Le lieu de l’action est Brentwood, New Jersey, en 1946, et Ole Anderson (Burt Lancaster) y est connu sous le nom de Pete Lund ou « Swede » (le Suédois), pompiste d’occasion au garage voisin. Nick devance les tueurs en courant par les jardins (extrait n°2) – suivi tout du long par un superbe mouvement de grue qui nous conduit des jardins à la chambre de Swede, au premier étage, passe devant un corps allongé dans l’ombre puis fixe la porte d’où l’adolescent va surgir. Swede lui explique son attitude d’une voix basse et fatiguée : «J’ai commis une faute, autrefois …» Son visage reste dans l’ombre. Suit une conclusion « à la Siodmak« . Le condamné attend la mort comme hypnotisé, immobile sur son lit, toutes lumières éteintes. Quand résonnent des pas dans l’escalier, il surveille le rai de lumière sous la porte. Silence. La porte s’ouvre brutalement, éclairant le visage angoissé de Swede, et deux silhouettes labourent le lit de leurs armes automatiques. Chaque coup de feu, tel un éclair, illumine le faciès des tueurs. Fondu au noir. L’ouverture – comme le reste du film – est marquée de cette violence froide, montrée sans détour. [Robert Siodmak « Le maître du film noir » – Hervé Dumont (1981)]

John Huston (qui a participé à une grande partie de l’écriture du scénario, mais non crédité au générique) brode à partir de là, car il s’agit de découvrir qui était Swede et pourquoi il a été abattu.
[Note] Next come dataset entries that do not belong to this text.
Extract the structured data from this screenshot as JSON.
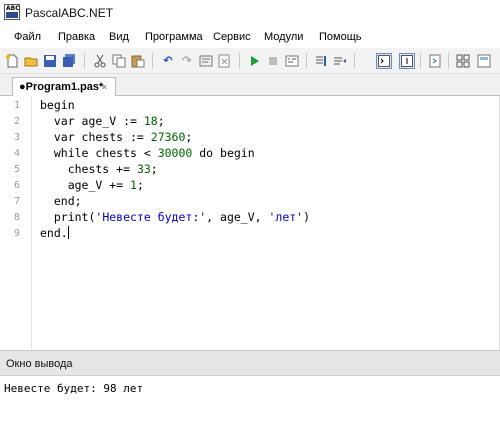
{
  "window": {
    "title": "PascalABC.NET"
  },
  "menu": [
    "Файл",
    "Правка",
    "Вид",
    "Программа",
    "Сервис",
    "Модули",
    "Помощь"
  ],
  "toolbar": {
    "icons": [
      "new-file-icon",
      "open-folder-icon",
      "save-icon",
      "save-all-icon",
      "cut-icon",
      "copy-icon",
      "paste-icon",
      "undo-icon",
      "redo-icon",
      "compile-icon",
      "run-icon",
      "stop-icon",
      "debug-icon",
      "find-icon",
      "replace-icon",
      "output-view-icon",
      "properties-icon",
      "module-icon",
      "grid-icon",
      "list-icon"
    ]
  },
  "tab": {
    "label": "●Program1.pas*",
    "close": "×"
  },
  "editor": {
    "line_numbers": [
      "1",
      "2",
      "3",
      "4",
      "5",
      "6",
      "7",
      "8",
      "9"
    ],
    "lines": [
      [
        {
          "t": "begin",
          "c": "kw"
        }
      ],
      [
        {
          "t": "  var age_V := ",
          "c": "kw"
        },
        {
          "t": "18",
          "c": "num"
        },
        {
          "t": ";",
          "c": "kw"
        }
      ],
      [
        {
          "t": "  var chests := ",
          "c": "kw"
        },
        {
          "t": "27360",
          "c": "num"
        },
        {
          "t": ";",
          "c": "kw"
        }
      ],
      [
        {
          "t": "  while chests < ",
          "c": "kw"
        },
        {
          "t": "30000",
          "c": "num"
        },
        {
          "t": " do begin",
          "c": "kw"
        }
      ],
      [
        {
          "t": "    chests += ",
          "c": "kw"
        },
        {
          "t": "33",
          "c": "num"
        },
        {
          "t": ";",
          "c": "kw"
        }
      ],
      [
        {
          "t": "    age_V += ",
          "c": "kw"
        },
        {
          "t": "1",
          "c": "num"
        },
        {
          "t": ";",
          "c": "kw"
        }
      ],
      [
        {
          "t": "  end;",
          "c": "kw"
        }
      ],
      [
        {
          "t": "  print(",
          "c": "kw"
        },
        {
          "t": "'Невесте будет:'",
          "c": "str"
        },
        {
          "t": ", age_V, ",
          "c": "kw"
        },
        {
          "t": "'лет'",
          "c": "str"
        },
        {
          "t": ")",
          "c": "kw"
        }
      ],
      [
        {
          "t": "end.",
          "c": "kw"
        }
      ]
    ]
  },
  "output": {
    "title": "Окно вывода",
    "text": "Невесте будет: 98 лет"
  },
  "colors": {
    "number": "#006400",
    "string": "#0000c0",
    "toolbar_bg": "#f3f3f3",
    "output_header_bg": "#e6e6e6"
  }
}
Siodmak : « Le cinéma a progressé en matière de motivation psychologique. Aujourd’hui, les gens veulent en savoir plus sur les « gentils » ou les « méchants » de l’écran. Le spectacle d’Al Capone mitraillant ses rivaux ne suffit plus. On veut savoir ce qui a motivé ces tueurs insensés. (…) C’est pourquoi j’ai toujours préféré le gangster de fiction au réel. L’approche documentaire ne retient que l’action, c’est du cinéma « B », le legs du cinéma à la télévision. On n’y présente que des types, pas des caractères. Or c’est les caractères qui m’intéressent avant tout… Dans The Killers, chaque criminel était un individu, une entité séparée du groupe ». [Robert Siodmak « Le maître du film noir » – Hervé Dumont (1981)]
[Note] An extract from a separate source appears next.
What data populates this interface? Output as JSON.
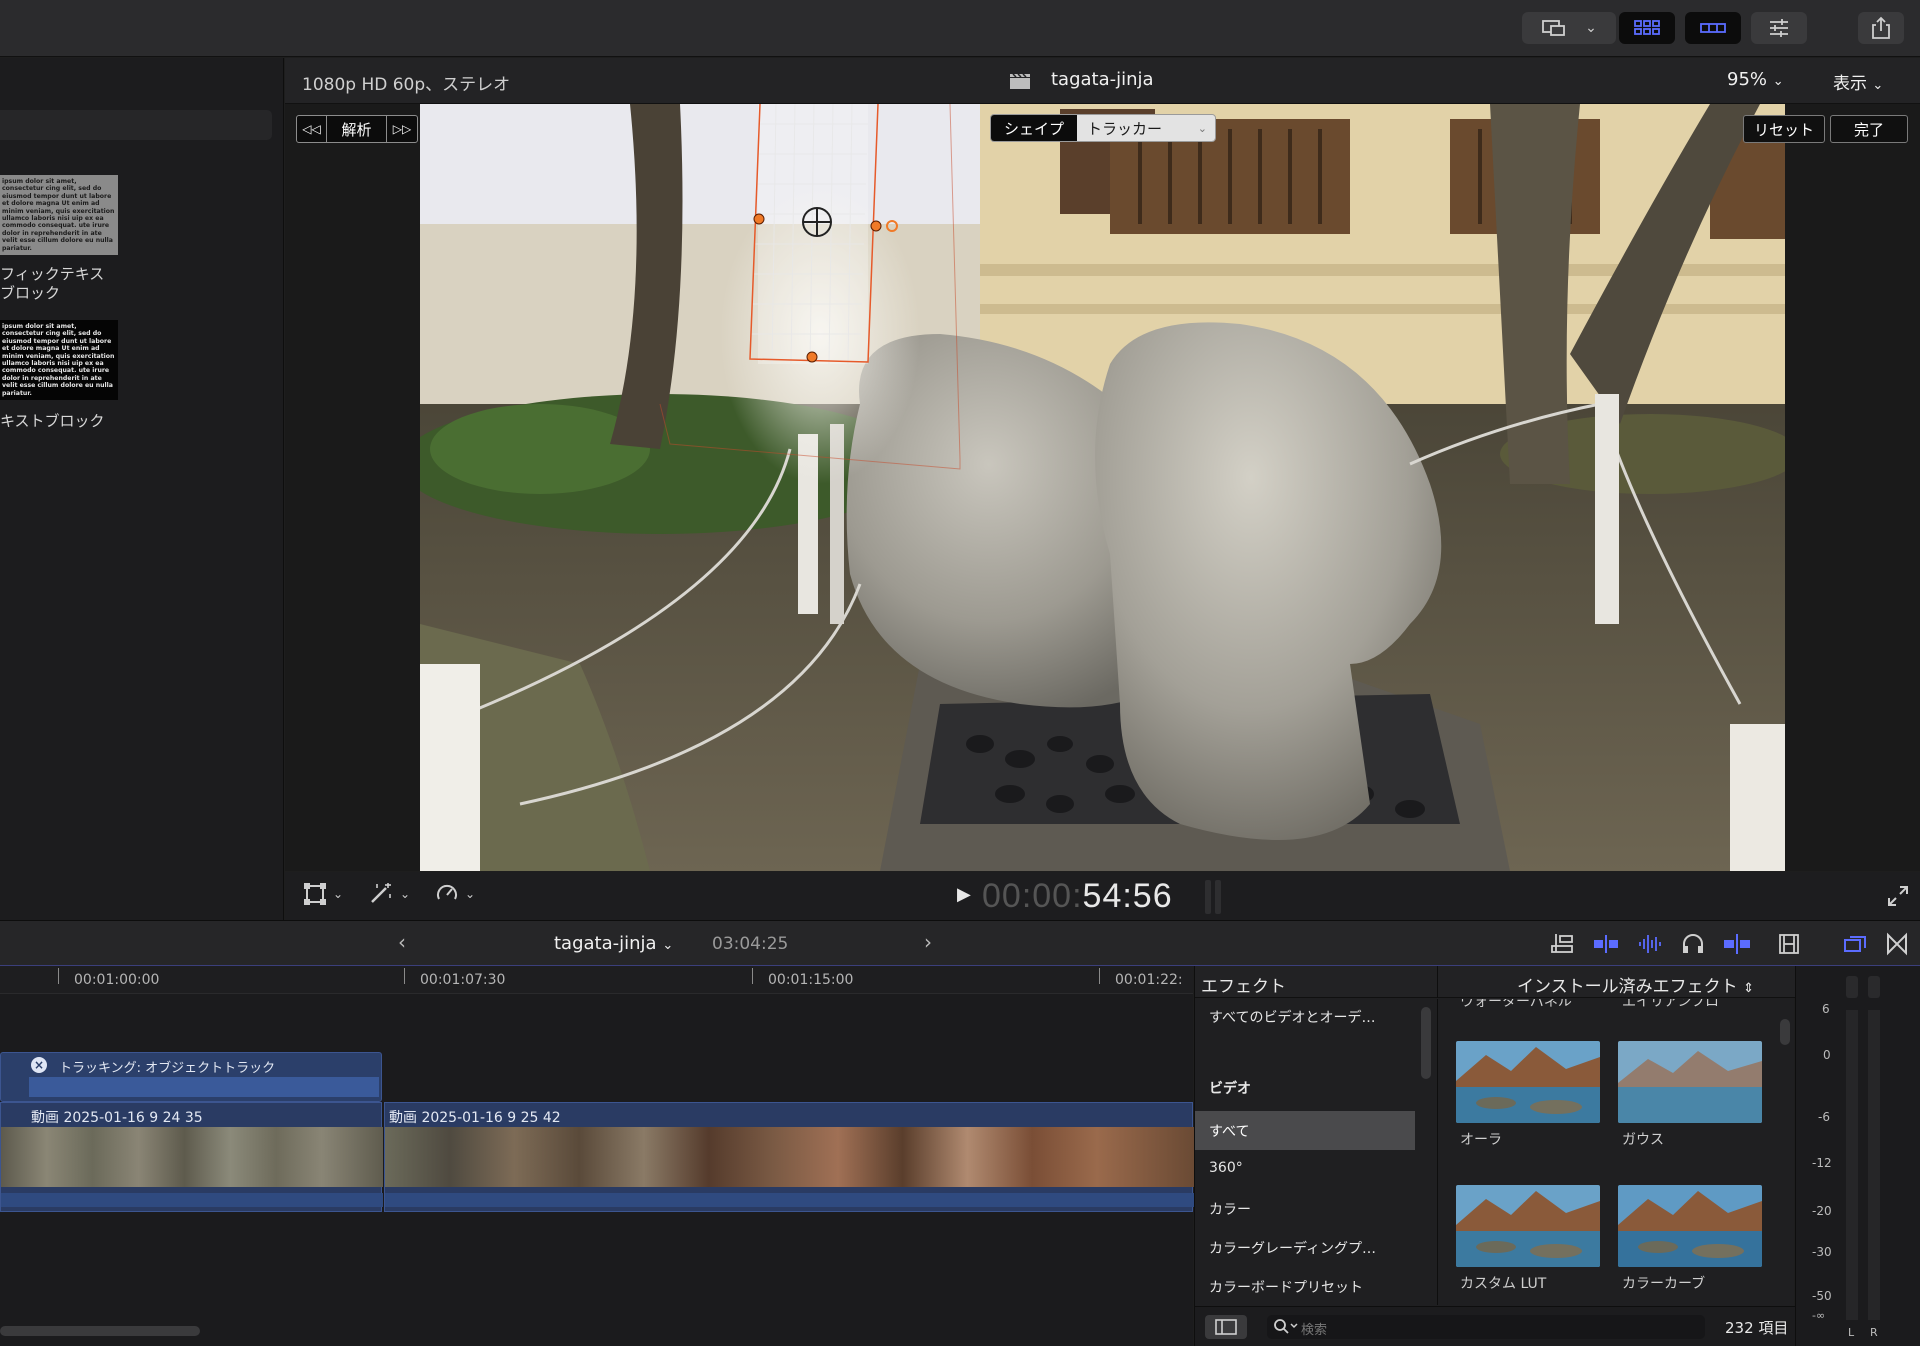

Afin de rendre son film plus « authentique », Mark Hellinger (le producteur) cherche des visages inconnus. Entre en scène l’ex-acrobate new-yorkais Burton Stephen Lancaster, un mètre quatre-vingt-cinq, une stature de blond Viking. Récemment démobilisé, Lancaster vient d’interpréter un G.I. dans une pièce peu goûtée du public « A Sound of Hunting » de Harry Brown mais remarquée par les « talent scouts » californiens. En janvier 1946, Lancaster débarque à Hollywood sur invitation de plusieurs intéressés et signe un contrat de sept ans avec Hal Wallis (Paramount) moyennant une option pour un film par an dans un autre studio. Cette option joue en sa faveur, car une fois les bouts d’essais passés, la Paramount le prie de patienter jusqu’en août, date de son premier film Desert Fury (La Furie du désert, 1947). Lancaster ronge son frein. Entretemps, Hellinger cherche fiévreusement un interprète pour le rôle central de Swede, un boxeur un peu stupide qui devient la victime de l’histoire. Il demande à la Warner de lui prêter Wayne Morris (sa vedette de Kid Galahad en 1937 mais les 75.000$ exigés en échange dépassent son budget ; il envisage Sonny Tufts) quand Lancaster s’arrange pour lui soumettre secrètement son bout d’essai. Hellinger le trouve si maladroit, si lourdaud qu’il l’engage sur le champ. Ce n’est qu’en le voyant sourire de toutes ses dents, une fois le contrat signé, que le producteur remarque qu’il a été mené par le bout du nez : son athlète a plus de cervelle qu’il n’en paraît ! [Robert Siodmak « Le maître du film noir » – Hervé Dumont (1981)]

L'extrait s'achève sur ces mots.